- Hong Kong-listed shares of Alibaba plunged 9.8% on Wednesday, while Tencent dropped 7.39%. Smartphone maker Xiaomi also declined 8.18% and Meituan fell 9.67%. JD.com also saw its stock plummet 9.2%.
- The combined losses of the five tech heavyweights since their Monday close has contributed to more than $280 billion being wiped off in terms of market cap at the close of the trading day in Hong Kong, according to CNBC calculations.
- China's State Administration for Market Regulation on Tuesday announced a set of draft guidelines aimed at curbing monopolistic behavior on internet platforms.
SINGAPORE — Shares of China's top technology giants were battered on Wednesday as regulatory concerns continue to mount.
By the Wednesday market close in Hong Kong shares of Alibaba listed in the city plunged 9.8% while Tencent dropped 7.39%. Smartphone maker Xiaomi also declined 8.18% and China's biggest on-demand delivery services firm Meituan fell 9.67%. E-commerce giant JD.com also saw its stocks plummet 9.2%.
The broader Hang Seng Tech index was also hammered and fell 6.23% on the day to 7,465.44.
The combined losses of the five tech heavyweights since their Monday's close has contributed to more than $280 billion being wiped off in terms of market cap at the close of the trading day in Hong Kong, based on CNBC's calculations.
Chinese regulator — the State Administration for Market Regulation — on Tuesday announced a set of draft rules aimed at curbing monopolistic behavior on internet platforms.
The moves were possibly further exacerbated by a global rotation out of tech stocks seen globally in recent days.

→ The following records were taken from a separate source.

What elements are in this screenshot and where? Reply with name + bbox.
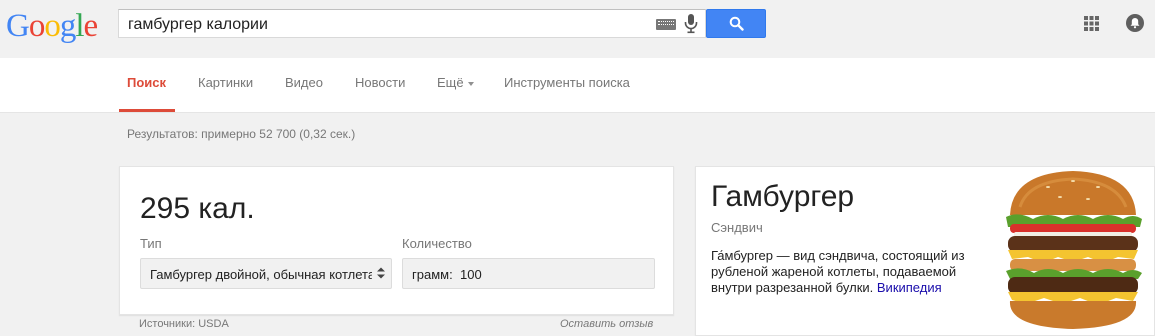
- hamburger-image[interactable]: [998, 167, 1148, 332]
- kp-description: Га́мбургер — вид сэндвича, состоящий из …: [711, 248, 981, 296]
- microphone-icon[interactable]: [684, 14, 698, 34]
- logo-letter: G: [6, 8, 30, 44]
- calories-card: 295 кал. Тип Количество Гамбургер двойно…: [119, 166, 674, 315]
- search-query-text: гамбургер калории: [128, 16, 268, 33]
- logo-letter: o: [44, 8, 60, 44]
- result-stats: Результатов: примерно 52 700 (0,32 сек.): [127, 127, 356, 141]
- tab-search-tools[interactable]: Инструменты поиска: [504, 75, 630, 90]
- logo-letter: o: [28, 8, 45, 44]
- chevron-down-icon: [467, 81, 474, 86]
- logo-letter: l: [75, 8, 84, 44]
- apps-grid-icon[interactable]: [1084, 16, 1099, 31]
- logo-letter: e: [83, 8, 99, 44]
- search-input[interactable]: гамбургер калории: [118, 9, 706, 38]
- search-button[interactable]: [706, 9, 766, 38]
- select-arrows-icon: [377, 266, 385, 280]
- calories-value: 295 кал.: [140, 192, 255, 225]
- tab-more-label: Ещё: [437, 75, 464, 90]
- tab-more[interactable]: Ещё: [437, 75, 474, 90]
- tab-video[interactable]: Видео: [285, 75, 323, 90]
- google-logo[interactable]: Google: [6, 8, 99, 44]
- logo-letter: g: [59, 8, 76, 44]
- feedback-link[interactable]: Оставить отзыв: [560, 318, 653, 330]
- tab-search[interactable]: Поиск: [127, 75, 166, 90]
- tab-news[interactable]: Новости: [355, 75, 405, 90]
- wikipedia-link[interactable]: Википедия: [877, 280, 942, 295]
- search-icon: [729, 16, 744, 31]
- food-type-select[interactable]: Гамбургер двойной, обычная котлета: [140, 258, 392, 289]
- quantity-field[interactable]: грамм: 100: [402, 258, 655, 289]
- quantity-label: Количество: [402, 236, 472, 251]
- food-type-value: Гамбургер двойной, обычная котлета: [150, 267, 372, 282]
- knowledge-panel: Гамбургер Сэндвич Га́мбургер — вид сэндв…: [695, 166, 1155, 336]
- keyboard-icon[interactable]: [656, 19, 676, 30]
- quantity-value: 100: [460, 267, 482, 282]
- type-label: Тип: [140, 236, 162, 251]
- tab-images[interactable]: Картинки: [198, 75, 253, 90]
- kp-subtitle: Сэндвич: [711, 220, 763, 235]
- source-text: Источники: USDA: [139, 318, 229, 330]
- quantity-unit: грамм:: [412, 267, 453, 282]
- active-tab-indicator: [119, 109, 175, 112]
- search-nav: Поиск Картинки Видео Новости Ещё Инструм…: [0, 58, 1155, 113]
- kp-title: Гамбургер: [711, 180, 855, 213]
- header: Google гамбургер калории: [0, 0, 1155, 58]
- bell-icon[interactable]: [1126, 14, 1144, 32]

A positive development on the coronavirus vaccine front has spurred hopes of recovery in areas such as travel, and investors are selling down tech and switching to stocks in energy and industrial sectors instead.
Tuesday's announcement by Chinese regulators came about a week after financial technology giant Ant Group's highly-anticipated initial public offering in Shanghai and Hong Kong was abruptly suspended amid regulatory concerns. Last Monday, the Chinese central bank and regulators issued new draft rules for online micro-lending, which could also affect Ant Group.
Following those developments, Alibaba — which owns a roughly 33% stake in Ant Group — saw its Hong Kong-listed shares tank more than 7%.
Andrew Collier, managing director at Orient Capital Research, told CNBC that the sudden decision to suspend Ant's public listing was a "disaster."
"You don't yank a $35 billion IPO two days before it's going to be launched internationally, it makes the regulatory system look completely arbitrary and also confused," Collier told CNBC's "Street Signs Asia" on Wednesday. Ant Group was looking to raise just under $34.5 billion in what would have been the world's biggest IPO.
"It suggests deep politics within China ... that's bubbled to the surface and they couldn't resolve (it) ahead of time," Collier said. "Regulation can be positive but this particular move was a disaster."
— CNBC's Arjun Kharpal contributed to this report.
Correction: This article has been updated to reflect the new name for Meituan, which was renamed in 2020.